Пётр для себя казнился. Признавать свою вину было тяжко. Он вспомнил первую Азовскую кампанию, когда его вела самоуверенность, а не глубокая и всесторонняя готовность. Оказалось, того урока было недостаточно.
— Конь о четырёх ногах, и тот спотыкается, — утешал его Головин.
— Я-то не конь, а на коне езжу, — возразил Пётр. — Стало быть, плохой я наездник. Да и доверился герцогу. Не посмотрел, не вник в его диспозицию. А он солдат расставил округ крепости на семь вёрст, в двух-трёх саженях один от другого. Куда мы с тобою, Фёдор Алексеич, глядели?! Экая хреновина, прости Господи!
— Мы ещё со шведом поквитаемся, — обнадёживал его Головин.
— Знамо дело — поквитаемся! Брат Карл меня обесчестил, осрамил на весь мир. Спустить ему сего я не могу, долг чести не позволяет. Сколь бы ни длилась война, я намерен выйти из неё с победою.
— Да будет так! — торжественно произнёс Головин. — Да и не все, как донесено, праздновали ретираду: полки Преображенский, Семёновский и Лефортов стояли на смерть — оградились телегами и бились.
— Слыхал, сведался. А ведь генералы-то наши, Автамон Головин, твой родственничек, Яков Фёдорыч Долгоруков и Иван Бутурлин, сдались на капитуляцию, доверились шведам под честное слово, что выпустят они всех, токмо без артиллерии. А что вышло? Разграбили обоз, всё отняли, даже тёплое, что нашивали, прорывали. Экое бесстыдство!

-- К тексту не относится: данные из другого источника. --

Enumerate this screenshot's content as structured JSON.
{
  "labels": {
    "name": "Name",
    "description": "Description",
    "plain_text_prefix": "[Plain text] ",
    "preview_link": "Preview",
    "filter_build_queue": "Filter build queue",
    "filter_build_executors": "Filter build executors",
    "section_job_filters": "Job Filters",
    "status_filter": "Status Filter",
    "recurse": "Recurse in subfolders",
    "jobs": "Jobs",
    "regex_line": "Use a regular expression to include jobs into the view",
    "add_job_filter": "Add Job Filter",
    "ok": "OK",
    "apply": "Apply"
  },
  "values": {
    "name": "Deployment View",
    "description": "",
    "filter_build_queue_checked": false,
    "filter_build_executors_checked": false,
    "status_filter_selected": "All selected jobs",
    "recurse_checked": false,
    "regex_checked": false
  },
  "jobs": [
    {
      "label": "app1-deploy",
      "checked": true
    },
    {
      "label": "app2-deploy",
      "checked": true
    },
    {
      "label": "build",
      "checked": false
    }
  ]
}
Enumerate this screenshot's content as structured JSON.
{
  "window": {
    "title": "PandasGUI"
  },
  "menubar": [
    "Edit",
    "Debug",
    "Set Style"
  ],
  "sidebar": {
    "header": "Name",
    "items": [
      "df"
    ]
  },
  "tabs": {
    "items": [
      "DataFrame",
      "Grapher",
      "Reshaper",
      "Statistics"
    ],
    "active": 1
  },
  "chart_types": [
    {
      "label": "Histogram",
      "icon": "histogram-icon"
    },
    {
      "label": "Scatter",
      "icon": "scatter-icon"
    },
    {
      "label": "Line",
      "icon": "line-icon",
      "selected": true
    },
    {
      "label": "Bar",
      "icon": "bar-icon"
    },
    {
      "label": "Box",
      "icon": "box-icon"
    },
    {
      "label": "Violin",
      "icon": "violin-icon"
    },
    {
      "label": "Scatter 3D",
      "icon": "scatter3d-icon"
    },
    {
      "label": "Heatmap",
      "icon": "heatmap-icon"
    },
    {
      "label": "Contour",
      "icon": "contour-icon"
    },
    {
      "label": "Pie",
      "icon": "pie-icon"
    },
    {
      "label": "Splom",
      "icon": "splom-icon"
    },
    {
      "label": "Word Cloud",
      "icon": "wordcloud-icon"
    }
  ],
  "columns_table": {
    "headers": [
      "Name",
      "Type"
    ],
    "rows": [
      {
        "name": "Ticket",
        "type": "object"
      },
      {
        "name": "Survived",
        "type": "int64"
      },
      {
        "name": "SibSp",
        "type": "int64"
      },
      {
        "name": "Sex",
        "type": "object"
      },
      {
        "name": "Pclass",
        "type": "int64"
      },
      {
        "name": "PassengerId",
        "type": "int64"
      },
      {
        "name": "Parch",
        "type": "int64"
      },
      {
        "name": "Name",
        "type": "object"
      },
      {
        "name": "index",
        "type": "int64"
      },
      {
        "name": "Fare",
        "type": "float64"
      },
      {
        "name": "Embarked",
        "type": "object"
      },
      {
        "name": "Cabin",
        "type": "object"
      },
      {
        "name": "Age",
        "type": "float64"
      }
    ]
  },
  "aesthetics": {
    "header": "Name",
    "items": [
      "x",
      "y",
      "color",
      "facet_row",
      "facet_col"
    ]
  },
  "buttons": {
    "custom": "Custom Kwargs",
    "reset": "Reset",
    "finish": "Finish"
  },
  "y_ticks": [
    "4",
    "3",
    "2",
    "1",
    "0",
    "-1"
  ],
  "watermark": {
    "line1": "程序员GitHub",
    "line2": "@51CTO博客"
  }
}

— Положились на слово короля Карла, — прибавил Головин, — а он твоё слово на ветер пустил. У нас-то пленные шведы как блины в масле катаются.
— И впредь так будет, мы не азиатцы, вероломства не потерплю! — произнёс Пётр с твёрдостью. И добавил со вздохом: — Однако артиллерии жаль.
— Заговорил капитан бомбардирский Пётр Михайлов, — с усмешкою проговорил Головин. — Нет, государь, по мне более всего жаль престижу нашего. Швед похваляться станет: я-де самый сильный. Россия унижена.
— Я унижен, я! — вспыхнул Пётр. — А вместе со мной — вся Россия.
Впоследствии Пётр вспоминал: «Но когда сие нещастие, или, лутче сказать, великое щастие получили, тогда неволя леность отогнала и к трудолюбию и искусству день и ночь принудила».
Да, урон был велик. И не только потерею всей артиллерии, но в пленением 79 офицеров, в том числе и 10 генералов. И — потерею престижа.
Послы и дипломатические агенты доносили из европейских столиц, что шведы всяко похваляются победой и уничижительно отзываются о русских и об их царе.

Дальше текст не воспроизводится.